Today, the leading Republican on the House Ways and Means Committee Kevin Brady (R-TX) weighed in after the Treasury Department released additional proposed regulations regarding “Opportunity Zones,” a provision of the Tax Cuts and Jobs Act. Brady was a leading architect and champion of that act.
“Since the GOP Tax Cuts were signed into law, this economy continues to soar across every corner of our country. More folks are working, paychecks are growing, and communities left behind for too long are taking part in this economic expansion.
“Opportunity Zones, one of the many pro-growth provisions of our new tax code that are bringing increased investment and optimism to communities that need it most, will continue to lift this economy – especially for low- and middle-income workers who, today, are experiencing the fastest level of wage gains. This provision will help private dollars gravitate toward long-term investments to these areas, creating more jobs while stimulating higher growth and local innovation.
“Secretary Mnuchin and his team at Treasury have done an excellent job implementing this new tax code. These additional regulations will provide greater technical guidance for private investors seeking to invest in Opportunity Zones, helping our economy continue to march forward for working families.”
For background, here are some important frequently ask questions about the Zones and answered by the IRS:
Q. What is an Opportunity Zone?
A. An Opportunity Zone is an economically-distressed community where new investments, under certain conditions, may be eligible for preferential tax treatment. Localities qualify as Opportunity Zones if they have been nominated for that designation by the state and that nomination has been certified by the Secretary of the U.S. Treasury via his delegation of authority to the Internal Revenue Service.
Q. How were Opportunity Zones created?
A. Opportunity Zones were added to the tax code by the Tax Cuts and Jobs Act on December 22, 2017.
Q. Have Opportunity Zones been around a long time?
A. No, they are new. The first set of Opportunity Zones, covering parts of 18 states, were designated on April 9, 2018. Opportunity Zones have now been designated covering parts of all 50 states, the District of Columbia and five U.S. territories.
Q. What is the purpose of Opportunity Zones?
A. Opportunity Zones are an economic development tool—that is, they are designed to spur economic development and job creation in distressed communities.

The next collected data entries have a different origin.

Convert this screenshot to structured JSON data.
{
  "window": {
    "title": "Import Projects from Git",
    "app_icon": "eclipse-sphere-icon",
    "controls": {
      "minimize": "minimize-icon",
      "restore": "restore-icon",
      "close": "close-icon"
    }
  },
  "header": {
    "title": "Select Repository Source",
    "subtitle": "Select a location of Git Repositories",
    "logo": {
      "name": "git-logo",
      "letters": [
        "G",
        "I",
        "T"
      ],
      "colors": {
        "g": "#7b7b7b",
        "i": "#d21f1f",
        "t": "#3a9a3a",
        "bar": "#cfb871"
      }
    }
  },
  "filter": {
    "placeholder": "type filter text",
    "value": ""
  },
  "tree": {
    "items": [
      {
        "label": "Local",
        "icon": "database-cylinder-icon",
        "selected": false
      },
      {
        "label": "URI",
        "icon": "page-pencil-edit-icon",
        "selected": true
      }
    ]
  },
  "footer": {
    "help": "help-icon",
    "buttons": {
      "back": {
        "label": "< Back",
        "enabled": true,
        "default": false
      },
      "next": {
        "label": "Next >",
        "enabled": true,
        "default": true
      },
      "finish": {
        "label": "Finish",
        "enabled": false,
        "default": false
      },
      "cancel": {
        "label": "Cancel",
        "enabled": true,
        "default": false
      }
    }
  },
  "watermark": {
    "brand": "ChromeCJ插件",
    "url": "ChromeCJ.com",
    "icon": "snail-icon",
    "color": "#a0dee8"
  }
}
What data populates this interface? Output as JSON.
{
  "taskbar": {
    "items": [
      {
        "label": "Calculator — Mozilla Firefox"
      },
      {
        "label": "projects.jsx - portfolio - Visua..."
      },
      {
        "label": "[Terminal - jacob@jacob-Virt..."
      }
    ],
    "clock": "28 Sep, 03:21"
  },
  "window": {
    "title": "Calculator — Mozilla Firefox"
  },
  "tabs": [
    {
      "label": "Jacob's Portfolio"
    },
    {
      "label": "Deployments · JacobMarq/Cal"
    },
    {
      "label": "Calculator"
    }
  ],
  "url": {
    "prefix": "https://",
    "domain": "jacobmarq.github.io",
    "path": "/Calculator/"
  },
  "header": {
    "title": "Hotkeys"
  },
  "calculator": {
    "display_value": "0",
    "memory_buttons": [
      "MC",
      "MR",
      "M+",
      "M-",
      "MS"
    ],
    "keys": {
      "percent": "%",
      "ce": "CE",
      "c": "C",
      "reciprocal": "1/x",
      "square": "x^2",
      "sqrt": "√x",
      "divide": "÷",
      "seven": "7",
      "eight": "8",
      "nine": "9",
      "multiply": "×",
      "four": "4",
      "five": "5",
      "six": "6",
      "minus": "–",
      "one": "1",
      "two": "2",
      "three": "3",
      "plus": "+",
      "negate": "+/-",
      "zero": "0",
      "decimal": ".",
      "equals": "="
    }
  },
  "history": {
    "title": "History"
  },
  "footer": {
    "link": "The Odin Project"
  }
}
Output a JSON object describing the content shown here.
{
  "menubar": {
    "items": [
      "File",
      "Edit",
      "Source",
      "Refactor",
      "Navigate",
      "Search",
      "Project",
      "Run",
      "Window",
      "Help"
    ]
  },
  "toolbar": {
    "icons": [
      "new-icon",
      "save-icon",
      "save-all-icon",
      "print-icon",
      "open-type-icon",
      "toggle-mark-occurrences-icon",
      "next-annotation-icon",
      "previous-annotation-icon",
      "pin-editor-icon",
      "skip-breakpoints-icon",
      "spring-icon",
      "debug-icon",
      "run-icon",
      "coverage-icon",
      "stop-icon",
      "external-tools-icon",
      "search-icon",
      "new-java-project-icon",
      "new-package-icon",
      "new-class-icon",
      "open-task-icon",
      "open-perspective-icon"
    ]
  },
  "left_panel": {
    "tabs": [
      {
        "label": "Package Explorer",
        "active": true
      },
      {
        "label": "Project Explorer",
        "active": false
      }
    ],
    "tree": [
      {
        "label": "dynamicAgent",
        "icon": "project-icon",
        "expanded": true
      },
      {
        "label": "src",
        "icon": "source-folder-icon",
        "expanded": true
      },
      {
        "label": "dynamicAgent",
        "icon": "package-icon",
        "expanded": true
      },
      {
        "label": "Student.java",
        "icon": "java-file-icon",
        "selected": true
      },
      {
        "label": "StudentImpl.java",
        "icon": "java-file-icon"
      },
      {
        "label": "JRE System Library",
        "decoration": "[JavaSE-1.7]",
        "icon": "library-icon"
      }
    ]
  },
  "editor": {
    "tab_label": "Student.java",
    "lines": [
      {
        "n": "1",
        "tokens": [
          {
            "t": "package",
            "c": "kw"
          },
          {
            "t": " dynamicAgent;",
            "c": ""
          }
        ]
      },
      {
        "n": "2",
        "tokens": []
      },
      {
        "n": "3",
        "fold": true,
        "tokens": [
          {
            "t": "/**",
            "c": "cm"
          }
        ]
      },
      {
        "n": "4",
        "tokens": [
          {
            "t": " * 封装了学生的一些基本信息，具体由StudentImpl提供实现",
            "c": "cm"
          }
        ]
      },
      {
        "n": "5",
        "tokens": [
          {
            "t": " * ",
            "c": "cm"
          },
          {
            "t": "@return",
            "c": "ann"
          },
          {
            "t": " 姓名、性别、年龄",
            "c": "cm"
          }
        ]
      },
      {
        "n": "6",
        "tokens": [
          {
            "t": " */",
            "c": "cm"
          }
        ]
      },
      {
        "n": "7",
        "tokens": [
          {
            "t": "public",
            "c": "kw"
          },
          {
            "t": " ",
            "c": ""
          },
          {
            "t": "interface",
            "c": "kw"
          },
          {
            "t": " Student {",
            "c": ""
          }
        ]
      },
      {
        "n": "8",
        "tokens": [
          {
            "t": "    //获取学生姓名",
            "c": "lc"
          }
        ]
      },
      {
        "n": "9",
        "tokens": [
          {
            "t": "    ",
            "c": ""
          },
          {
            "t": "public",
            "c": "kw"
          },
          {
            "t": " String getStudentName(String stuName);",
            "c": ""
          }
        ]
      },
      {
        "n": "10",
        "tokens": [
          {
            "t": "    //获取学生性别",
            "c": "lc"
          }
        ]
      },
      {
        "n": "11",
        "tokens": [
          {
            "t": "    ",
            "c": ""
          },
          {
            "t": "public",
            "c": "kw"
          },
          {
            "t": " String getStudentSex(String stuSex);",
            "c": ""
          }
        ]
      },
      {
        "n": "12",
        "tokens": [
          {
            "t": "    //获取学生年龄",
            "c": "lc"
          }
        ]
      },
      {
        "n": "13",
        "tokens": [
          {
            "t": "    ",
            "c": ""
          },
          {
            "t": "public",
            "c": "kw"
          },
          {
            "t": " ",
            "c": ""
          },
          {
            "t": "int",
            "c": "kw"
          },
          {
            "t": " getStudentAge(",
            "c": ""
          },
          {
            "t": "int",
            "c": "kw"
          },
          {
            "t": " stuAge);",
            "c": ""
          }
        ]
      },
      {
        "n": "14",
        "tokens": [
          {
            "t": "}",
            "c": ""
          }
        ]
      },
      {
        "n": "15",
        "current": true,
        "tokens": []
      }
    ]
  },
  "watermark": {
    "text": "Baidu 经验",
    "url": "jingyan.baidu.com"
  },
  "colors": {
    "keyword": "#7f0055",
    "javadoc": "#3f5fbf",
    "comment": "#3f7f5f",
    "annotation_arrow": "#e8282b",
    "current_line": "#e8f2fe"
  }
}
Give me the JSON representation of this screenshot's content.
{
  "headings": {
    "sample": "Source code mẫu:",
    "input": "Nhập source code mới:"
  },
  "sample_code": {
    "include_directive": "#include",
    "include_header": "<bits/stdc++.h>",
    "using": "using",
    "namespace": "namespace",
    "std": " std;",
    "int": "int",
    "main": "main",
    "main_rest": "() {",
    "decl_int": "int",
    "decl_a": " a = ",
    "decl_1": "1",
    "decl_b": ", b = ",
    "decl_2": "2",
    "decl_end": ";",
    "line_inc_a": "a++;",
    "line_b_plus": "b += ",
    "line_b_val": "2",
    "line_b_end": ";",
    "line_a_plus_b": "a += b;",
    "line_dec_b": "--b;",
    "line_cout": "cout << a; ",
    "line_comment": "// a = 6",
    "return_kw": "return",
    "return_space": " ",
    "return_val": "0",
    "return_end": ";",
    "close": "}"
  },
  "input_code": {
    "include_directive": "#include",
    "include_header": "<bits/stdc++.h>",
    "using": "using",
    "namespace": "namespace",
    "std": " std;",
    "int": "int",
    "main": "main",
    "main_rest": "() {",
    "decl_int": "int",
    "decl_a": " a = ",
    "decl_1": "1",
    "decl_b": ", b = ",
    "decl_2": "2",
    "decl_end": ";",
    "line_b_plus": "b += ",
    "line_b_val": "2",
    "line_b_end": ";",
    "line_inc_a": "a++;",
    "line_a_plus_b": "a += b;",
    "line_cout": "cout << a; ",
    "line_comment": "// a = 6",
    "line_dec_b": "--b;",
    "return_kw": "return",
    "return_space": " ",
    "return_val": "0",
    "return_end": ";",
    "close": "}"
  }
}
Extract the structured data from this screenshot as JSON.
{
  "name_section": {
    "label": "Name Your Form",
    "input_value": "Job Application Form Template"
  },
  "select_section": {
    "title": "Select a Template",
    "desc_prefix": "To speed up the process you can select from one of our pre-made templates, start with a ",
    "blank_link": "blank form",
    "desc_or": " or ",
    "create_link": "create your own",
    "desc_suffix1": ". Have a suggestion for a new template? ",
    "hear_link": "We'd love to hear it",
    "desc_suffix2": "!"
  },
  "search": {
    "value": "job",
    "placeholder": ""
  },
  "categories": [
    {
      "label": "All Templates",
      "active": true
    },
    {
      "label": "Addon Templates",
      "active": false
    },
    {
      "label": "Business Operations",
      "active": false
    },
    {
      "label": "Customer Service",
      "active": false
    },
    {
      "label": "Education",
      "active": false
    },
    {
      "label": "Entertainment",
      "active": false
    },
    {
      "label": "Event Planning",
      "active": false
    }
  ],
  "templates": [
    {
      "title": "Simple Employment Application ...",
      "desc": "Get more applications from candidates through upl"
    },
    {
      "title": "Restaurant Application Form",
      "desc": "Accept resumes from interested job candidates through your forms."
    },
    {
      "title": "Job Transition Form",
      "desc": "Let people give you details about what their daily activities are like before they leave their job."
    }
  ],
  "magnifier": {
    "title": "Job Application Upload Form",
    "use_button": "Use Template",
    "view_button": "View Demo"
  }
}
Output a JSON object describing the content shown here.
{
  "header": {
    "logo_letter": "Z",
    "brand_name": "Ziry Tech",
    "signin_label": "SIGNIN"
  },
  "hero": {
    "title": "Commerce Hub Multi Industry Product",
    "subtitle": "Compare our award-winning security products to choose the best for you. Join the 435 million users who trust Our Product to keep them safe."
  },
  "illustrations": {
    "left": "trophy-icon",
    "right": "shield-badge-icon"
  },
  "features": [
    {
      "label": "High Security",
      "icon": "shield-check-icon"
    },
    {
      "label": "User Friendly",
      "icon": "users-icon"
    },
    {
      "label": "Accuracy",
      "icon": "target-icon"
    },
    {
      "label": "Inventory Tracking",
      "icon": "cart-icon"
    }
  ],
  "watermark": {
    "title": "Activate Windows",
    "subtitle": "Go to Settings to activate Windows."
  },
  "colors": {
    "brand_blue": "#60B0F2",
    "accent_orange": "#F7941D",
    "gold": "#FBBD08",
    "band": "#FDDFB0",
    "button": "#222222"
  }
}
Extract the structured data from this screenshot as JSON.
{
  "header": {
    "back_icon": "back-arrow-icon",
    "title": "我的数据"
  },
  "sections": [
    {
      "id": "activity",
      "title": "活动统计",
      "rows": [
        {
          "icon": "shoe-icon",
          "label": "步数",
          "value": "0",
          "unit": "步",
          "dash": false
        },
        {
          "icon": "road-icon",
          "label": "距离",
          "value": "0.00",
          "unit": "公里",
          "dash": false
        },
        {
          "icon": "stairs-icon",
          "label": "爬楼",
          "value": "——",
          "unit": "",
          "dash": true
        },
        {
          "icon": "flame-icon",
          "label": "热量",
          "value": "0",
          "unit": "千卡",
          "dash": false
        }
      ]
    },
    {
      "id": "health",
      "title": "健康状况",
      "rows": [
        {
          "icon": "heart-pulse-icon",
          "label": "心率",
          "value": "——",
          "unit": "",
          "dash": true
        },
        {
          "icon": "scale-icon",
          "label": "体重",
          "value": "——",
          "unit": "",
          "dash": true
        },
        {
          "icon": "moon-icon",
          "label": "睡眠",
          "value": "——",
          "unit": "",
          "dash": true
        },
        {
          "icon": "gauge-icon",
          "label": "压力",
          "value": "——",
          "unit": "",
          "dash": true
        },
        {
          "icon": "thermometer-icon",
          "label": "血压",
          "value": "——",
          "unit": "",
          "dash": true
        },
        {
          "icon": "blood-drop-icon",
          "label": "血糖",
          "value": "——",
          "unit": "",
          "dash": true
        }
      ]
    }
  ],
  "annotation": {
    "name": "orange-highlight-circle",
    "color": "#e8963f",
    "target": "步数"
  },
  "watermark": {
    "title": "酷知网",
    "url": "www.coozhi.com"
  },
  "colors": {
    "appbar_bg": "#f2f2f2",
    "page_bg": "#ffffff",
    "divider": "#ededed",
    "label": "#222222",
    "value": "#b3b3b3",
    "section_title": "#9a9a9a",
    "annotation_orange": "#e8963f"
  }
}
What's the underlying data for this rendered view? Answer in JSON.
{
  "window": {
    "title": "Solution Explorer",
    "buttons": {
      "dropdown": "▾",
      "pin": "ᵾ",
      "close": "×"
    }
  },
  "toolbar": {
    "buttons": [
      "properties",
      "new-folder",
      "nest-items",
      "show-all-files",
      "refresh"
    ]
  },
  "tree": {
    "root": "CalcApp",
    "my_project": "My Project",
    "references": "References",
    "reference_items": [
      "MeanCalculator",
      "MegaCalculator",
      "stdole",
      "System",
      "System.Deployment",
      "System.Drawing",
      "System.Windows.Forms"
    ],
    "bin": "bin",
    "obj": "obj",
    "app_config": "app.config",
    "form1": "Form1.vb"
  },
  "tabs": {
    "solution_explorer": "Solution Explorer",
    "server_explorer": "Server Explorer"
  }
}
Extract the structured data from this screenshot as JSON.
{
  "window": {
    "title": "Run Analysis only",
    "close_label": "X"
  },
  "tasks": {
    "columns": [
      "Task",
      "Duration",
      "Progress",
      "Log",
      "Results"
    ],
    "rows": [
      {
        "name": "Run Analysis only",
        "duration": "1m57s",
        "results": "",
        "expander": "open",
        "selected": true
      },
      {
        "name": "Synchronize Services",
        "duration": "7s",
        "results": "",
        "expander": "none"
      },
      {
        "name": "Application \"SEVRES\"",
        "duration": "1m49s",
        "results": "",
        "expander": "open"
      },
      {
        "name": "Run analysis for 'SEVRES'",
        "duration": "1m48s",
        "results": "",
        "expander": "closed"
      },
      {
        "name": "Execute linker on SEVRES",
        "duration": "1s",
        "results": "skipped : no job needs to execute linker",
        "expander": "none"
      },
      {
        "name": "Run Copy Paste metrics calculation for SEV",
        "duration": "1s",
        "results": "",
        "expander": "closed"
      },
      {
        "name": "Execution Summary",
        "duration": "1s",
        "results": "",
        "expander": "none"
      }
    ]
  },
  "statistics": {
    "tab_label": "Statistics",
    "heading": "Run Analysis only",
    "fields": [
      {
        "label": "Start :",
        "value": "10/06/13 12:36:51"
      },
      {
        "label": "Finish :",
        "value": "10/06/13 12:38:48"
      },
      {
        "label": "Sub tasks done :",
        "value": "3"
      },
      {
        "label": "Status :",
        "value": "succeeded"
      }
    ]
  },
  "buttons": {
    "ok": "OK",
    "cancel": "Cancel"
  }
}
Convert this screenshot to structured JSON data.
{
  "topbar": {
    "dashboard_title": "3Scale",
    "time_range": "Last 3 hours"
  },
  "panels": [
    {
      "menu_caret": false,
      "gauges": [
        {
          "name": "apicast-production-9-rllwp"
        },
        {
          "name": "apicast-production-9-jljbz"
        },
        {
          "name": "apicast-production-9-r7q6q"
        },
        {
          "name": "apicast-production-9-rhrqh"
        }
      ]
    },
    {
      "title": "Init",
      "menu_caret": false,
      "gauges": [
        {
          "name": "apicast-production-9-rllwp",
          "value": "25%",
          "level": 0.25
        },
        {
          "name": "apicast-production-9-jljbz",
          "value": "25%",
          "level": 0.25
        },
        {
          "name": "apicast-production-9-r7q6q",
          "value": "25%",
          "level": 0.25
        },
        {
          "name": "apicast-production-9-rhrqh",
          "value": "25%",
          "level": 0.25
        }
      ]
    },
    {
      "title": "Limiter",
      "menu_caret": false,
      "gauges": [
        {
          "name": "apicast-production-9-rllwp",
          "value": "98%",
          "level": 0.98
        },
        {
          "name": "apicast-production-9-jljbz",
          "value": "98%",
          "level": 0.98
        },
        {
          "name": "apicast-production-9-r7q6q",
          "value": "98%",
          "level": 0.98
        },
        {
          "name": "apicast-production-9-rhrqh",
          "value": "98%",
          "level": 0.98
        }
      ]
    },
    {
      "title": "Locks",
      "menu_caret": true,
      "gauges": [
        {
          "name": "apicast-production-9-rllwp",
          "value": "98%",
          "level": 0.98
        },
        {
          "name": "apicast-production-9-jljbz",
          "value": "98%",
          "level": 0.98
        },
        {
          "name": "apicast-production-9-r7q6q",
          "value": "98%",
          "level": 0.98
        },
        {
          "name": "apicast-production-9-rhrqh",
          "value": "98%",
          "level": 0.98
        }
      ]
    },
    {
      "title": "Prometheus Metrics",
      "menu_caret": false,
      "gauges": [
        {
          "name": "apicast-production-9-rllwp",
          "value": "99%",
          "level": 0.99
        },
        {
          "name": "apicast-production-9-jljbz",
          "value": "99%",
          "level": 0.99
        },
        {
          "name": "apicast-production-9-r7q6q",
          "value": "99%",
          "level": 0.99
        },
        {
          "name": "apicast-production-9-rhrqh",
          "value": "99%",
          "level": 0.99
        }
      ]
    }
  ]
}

Q. How do Opportunity Zones spur economic development?
A. Opportunity Zones are designed to spur economic development by providing tax benefits to investors. First, investors can defer tax on any prior gains invested in a Qualified Opportunity Fund (QOF) until the earlier of the date on which the investment in a QOF is sold or exchanged, or December 31, 2026. If the QOF investment is held for longer than 5 years, there is a 10% exclusion of the deferred gain. If held for more than 7 years, the 10% becomes 15%. Second, if the investor holds the investment in the Opportunity Fund for at least ten years, the investor is eligible for an increase in basis of the QOF investment equal to its fair market value on the date that the QOF investment is sold or exchanged.
Q. What is a Qualified Opportunity Fund?
A. A Qualified Opportunity Fund is an investment vehicle that is set up as either a partnership or corporation for investing in eligible property that is located in a Qualified Opportunity Zone.
Q. Do I need to live in an Opportunity Zone to take advantage of the tax benefits?
A. No. You can get the tax benefits, even if you don’t live, work or have a business in an Opportunity Zone. All you need to do is invest a recognized gain in a Qualified Opportunity Fund and elect to defer the tax on that gain.
Q. I am interested in knowing where the Opportunity Zones are located. Is there a list of Opportunity Zones available?
A. Yes. The list of designated Qualified Opportunity Zones can be found at Opportunity Zones Resources and in the Federal Register at IRB Notice 2018-48. Further a visual map of the census tracts designated as Qualified Opportunity Zones may also be found at Opportunity Zones Resources.